Take a photo of a barcode or cover

abbie_ 's review for:
I Who Have Never Known Men
by Jacqueline Harpman
dark
emotional
reflective
sad
slow-paced
2024 is apparently the year I’m reaching for more quiet dystopian novels than usual. So far I’ve read They, The Mark and The School for Good Mothers, all set in near-future dystopias that don’t seem outside the realm of possibility. I Who Have Never Known Men is a bit more extreme in its concept, but is equally quietly unsettling.
Translated from the French by Ros Schwartz, this book is told by a woman who was raised in a bunker with 39 other women, caged by guards, never seeing outside - not even knowing if they’re still on planet earth. When one day an alarm sounds just as a guard is unlocking their cage to drop off supplies, the women find themselves faced with a freedom that could be more ominous than their confinement.

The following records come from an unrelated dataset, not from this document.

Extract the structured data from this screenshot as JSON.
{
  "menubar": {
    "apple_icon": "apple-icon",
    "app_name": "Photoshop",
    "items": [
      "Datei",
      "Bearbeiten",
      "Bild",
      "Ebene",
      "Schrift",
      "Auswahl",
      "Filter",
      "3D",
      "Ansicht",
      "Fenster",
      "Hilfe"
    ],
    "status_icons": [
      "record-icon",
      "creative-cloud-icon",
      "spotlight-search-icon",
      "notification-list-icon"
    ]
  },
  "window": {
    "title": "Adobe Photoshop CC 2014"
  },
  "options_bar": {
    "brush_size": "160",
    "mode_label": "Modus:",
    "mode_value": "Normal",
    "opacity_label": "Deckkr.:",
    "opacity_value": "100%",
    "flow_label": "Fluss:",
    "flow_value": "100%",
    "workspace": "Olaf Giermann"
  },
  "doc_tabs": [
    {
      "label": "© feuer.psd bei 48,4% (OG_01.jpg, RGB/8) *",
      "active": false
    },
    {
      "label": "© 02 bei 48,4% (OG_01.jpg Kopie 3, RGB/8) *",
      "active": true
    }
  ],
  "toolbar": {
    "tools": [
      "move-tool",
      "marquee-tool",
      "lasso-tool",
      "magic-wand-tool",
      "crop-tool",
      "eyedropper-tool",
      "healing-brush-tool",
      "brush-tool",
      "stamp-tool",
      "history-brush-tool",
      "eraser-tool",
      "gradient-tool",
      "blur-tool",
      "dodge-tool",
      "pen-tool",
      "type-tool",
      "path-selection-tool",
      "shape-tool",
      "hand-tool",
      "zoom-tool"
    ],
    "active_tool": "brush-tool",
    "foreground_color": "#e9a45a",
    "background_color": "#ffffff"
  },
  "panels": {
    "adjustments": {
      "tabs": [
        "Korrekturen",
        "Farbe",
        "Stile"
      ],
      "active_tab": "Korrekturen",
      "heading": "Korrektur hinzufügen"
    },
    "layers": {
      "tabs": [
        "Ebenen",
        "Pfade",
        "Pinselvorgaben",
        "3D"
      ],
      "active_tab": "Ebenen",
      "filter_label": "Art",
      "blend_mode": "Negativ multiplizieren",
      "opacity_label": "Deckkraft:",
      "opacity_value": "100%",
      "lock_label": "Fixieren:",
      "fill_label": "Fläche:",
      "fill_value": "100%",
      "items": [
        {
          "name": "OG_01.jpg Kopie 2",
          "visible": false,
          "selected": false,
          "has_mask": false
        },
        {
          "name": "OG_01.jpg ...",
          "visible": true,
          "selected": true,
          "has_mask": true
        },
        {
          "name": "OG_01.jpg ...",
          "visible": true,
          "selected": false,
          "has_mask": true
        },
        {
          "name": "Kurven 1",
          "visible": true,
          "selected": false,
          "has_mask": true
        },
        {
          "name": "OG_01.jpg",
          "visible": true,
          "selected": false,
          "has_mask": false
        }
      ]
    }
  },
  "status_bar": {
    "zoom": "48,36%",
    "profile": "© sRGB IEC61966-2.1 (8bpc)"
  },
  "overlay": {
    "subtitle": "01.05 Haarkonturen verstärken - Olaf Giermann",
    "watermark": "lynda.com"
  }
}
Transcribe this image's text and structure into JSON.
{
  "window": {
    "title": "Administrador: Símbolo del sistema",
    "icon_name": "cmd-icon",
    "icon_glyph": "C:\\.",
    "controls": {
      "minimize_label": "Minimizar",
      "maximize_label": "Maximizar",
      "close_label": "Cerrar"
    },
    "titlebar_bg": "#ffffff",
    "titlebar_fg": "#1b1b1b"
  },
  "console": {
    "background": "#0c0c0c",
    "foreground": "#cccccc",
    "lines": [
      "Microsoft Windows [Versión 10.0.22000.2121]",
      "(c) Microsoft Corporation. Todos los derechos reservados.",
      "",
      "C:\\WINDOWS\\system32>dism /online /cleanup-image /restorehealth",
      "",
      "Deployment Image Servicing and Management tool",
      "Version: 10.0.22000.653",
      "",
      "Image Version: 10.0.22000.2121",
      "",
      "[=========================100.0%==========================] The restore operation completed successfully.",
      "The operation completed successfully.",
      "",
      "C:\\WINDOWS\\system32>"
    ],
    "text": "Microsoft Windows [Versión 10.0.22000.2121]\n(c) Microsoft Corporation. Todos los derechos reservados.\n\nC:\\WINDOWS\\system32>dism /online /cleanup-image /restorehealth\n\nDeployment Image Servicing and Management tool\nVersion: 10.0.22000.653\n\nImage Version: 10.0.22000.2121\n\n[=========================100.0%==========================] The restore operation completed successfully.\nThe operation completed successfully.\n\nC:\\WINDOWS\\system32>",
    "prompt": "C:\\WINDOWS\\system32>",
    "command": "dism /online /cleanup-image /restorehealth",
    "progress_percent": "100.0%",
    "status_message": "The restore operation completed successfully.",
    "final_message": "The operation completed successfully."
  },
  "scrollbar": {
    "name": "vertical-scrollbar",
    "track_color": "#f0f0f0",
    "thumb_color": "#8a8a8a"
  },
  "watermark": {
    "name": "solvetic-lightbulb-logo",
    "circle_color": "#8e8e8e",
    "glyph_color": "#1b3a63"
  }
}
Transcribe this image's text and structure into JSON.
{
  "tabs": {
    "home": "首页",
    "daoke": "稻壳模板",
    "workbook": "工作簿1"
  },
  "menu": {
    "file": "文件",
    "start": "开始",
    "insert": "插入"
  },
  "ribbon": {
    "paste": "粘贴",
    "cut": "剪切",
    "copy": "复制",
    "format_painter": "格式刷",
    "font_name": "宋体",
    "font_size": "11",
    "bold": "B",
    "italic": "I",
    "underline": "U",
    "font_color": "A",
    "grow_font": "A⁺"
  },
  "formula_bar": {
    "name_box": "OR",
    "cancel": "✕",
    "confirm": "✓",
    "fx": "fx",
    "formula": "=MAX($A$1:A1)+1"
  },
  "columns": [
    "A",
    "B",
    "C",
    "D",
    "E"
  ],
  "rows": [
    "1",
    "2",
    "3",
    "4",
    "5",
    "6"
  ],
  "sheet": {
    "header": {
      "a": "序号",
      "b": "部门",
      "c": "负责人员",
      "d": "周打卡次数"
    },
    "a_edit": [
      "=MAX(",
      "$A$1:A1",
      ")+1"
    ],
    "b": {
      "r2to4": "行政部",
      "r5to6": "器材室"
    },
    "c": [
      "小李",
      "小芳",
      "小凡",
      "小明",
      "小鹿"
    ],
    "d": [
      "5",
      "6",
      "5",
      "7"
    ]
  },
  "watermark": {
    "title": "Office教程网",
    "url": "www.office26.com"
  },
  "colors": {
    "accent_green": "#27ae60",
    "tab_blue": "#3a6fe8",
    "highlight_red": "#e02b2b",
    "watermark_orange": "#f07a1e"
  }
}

The feelings of desolation and solitude compete with hope and a steadfast desire to remain human - whatever that may mean. That’s something our narrator, who has never known anyone besides the 39 woman from the bunker, is constantly grappling with. What makes someone human? At what point do we roll over and give up? Honestly it was a lot of existentialism for quiet 5am dog walks, but I was into it.
I was less into the frequent listing of tinned foods and items that the narrator came across in her ceaseless wanderings. I’m all for quiet dystopians but this did occasionally teeter into boring dystopian territory.
I’ll also say that the narrator of the audiobook wasn’t my favourite. There wasn’t much inflection in her tone, and while it did sort of fit the hopeless-yet-hopeful vibe of the book, it wasn’t to my personal tastes.